Mas, para a linguagem assumir a sua função hedônica mística, ou seja, para que a narradora possa querer crer, é preciso que ela, a linguagem, “aconteça”, que ela entre em curso, passando para a condição de discurso – coisa que se dará por meio da palavra. A narradora delimita o tempo e espaço cênico – a travessia da barca – apresenta os personagens, realçando a “mulher jovem e pálida”, e comenta que, até então, não lhe ocorrera dizer a ela qualquer palavra. Enfatiza, inclusive, que “nem combinava mesmo com uma barca tão despojada, tão sem artifícios, a ociosidade de um diálogo” (TELLES, 1996, p. 68).

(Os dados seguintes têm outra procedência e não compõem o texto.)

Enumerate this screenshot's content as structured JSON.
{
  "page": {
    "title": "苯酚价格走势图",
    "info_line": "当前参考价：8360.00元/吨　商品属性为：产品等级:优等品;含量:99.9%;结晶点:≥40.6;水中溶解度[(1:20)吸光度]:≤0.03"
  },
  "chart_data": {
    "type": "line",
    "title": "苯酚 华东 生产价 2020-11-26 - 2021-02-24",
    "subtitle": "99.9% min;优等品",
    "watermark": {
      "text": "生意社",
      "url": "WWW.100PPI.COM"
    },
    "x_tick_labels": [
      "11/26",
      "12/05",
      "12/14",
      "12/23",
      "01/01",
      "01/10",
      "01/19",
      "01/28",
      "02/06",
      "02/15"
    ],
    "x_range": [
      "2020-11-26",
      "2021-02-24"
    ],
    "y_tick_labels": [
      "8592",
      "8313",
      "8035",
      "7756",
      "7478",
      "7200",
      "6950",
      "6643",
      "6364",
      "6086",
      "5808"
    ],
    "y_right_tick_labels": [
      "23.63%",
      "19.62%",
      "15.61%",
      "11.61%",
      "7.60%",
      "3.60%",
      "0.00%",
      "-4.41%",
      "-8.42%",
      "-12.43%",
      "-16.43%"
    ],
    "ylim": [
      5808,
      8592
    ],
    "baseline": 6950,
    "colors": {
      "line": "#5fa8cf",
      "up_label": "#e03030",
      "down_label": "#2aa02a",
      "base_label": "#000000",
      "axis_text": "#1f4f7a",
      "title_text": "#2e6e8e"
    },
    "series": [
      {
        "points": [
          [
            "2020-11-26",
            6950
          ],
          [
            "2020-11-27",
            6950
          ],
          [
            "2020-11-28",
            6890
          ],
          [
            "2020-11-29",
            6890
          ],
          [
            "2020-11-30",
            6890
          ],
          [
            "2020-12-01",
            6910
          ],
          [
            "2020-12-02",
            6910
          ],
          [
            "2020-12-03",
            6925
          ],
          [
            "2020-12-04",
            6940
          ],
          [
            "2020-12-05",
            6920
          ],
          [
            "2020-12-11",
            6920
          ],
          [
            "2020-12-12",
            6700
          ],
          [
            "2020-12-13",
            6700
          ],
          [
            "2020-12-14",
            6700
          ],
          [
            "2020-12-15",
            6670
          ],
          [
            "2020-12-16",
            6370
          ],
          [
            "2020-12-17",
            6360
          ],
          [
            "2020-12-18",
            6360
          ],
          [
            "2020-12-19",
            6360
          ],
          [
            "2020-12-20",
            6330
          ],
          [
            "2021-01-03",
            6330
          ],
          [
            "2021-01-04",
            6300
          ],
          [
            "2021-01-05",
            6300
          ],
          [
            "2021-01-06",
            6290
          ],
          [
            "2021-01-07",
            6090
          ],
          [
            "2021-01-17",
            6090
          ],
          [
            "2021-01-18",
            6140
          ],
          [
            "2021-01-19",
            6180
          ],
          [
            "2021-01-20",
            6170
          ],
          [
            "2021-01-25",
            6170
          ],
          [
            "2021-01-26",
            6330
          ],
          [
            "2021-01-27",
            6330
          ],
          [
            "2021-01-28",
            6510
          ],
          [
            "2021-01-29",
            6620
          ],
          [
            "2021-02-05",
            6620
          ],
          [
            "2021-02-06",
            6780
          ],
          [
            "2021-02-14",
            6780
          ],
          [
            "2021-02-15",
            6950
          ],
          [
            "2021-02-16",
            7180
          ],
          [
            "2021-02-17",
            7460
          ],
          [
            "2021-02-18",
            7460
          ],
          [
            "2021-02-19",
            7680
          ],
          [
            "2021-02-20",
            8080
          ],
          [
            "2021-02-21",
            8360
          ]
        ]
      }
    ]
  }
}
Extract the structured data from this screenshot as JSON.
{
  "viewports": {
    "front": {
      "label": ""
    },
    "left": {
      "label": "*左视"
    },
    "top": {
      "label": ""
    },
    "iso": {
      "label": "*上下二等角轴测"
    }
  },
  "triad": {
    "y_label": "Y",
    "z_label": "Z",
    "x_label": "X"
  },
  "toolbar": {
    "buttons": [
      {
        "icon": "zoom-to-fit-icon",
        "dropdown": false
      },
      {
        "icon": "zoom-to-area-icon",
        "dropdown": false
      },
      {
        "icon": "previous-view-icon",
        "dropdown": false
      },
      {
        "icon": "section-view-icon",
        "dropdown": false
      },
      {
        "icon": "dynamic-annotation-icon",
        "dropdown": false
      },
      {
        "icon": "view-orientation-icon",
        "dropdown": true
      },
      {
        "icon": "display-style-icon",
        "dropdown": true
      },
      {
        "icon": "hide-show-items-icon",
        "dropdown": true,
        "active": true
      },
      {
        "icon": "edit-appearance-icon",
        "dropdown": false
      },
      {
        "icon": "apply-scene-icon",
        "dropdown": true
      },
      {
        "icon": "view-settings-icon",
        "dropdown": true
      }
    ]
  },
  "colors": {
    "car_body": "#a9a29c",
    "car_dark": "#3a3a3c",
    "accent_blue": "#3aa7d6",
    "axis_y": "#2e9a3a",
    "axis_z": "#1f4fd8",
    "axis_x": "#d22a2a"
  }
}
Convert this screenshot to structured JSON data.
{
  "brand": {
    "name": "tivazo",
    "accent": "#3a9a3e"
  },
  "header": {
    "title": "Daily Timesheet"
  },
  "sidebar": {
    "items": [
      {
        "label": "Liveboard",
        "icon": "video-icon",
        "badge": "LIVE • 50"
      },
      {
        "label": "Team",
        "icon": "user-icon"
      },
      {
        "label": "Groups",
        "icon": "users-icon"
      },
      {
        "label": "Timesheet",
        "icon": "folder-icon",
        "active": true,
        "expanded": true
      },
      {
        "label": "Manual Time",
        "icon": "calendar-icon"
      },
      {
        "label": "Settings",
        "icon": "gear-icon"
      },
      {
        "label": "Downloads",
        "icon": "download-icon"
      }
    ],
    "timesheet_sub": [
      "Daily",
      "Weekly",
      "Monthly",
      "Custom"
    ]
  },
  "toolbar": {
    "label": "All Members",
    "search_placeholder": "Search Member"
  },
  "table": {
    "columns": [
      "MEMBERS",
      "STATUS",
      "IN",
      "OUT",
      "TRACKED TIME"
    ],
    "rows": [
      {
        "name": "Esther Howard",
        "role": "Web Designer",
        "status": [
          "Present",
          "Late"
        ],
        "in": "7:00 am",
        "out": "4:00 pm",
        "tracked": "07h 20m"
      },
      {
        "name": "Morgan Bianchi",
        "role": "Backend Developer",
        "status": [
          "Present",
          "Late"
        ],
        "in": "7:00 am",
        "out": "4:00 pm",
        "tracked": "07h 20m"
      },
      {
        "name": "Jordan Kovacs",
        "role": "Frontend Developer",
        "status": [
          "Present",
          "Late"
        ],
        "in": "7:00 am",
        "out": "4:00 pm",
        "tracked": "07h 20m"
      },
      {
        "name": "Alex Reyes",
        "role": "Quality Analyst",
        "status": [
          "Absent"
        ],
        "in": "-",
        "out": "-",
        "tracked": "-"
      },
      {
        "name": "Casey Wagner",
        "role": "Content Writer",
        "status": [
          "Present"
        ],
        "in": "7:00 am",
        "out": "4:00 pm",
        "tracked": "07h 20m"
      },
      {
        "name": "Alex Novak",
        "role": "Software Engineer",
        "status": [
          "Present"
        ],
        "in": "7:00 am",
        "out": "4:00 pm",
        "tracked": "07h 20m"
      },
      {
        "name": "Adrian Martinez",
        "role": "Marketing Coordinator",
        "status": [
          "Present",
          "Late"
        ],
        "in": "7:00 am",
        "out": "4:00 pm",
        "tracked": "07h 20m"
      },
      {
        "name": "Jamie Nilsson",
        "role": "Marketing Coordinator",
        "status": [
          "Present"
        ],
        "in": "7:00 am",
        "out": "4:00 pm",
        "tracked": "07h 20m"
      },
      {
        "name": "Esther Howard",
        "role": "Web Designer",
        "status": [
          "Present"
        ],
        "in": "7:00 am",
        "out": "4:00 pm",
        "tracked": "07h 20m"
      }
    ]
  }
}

É sabido, contudo, que a publicidade, desde suas origens, mesmo com a ubiquidade midiática contemporânea, opera por meio de uma lógica de interrupção, ainda que não unicamente – as peças publicitárias “quebram” a sequência de notícias (numa publicação impressa, como jornal e/ou revista), ou a programação do rádio e da tevê (ocupando o “intervalo” comercial), em especial (mais no passado e menos atualmente) quando o público desfruta de seu tempo livre.

Para ocupar essa pausa, a narradora do conto mergulha a ponta dos dedos na água do rio; esse seu gesto vai romper o silêncio – ela comentará que a água está gelada – e iniciará a passagem definitiva do mundo das sombras para o mundo da luz. Isso porque a mulher, no ato, dirá em resposta “mas de manhã é quente”, e completará, já desdobrando a argumentação por meio da narrativa, “de manhã esse rio é quente... quente e verde, tão verde que a primeira vez que lavei nele uma peça de roupa, pensei que a roupa fosse sair esverdeada” (TELLES, 1996, p. 68).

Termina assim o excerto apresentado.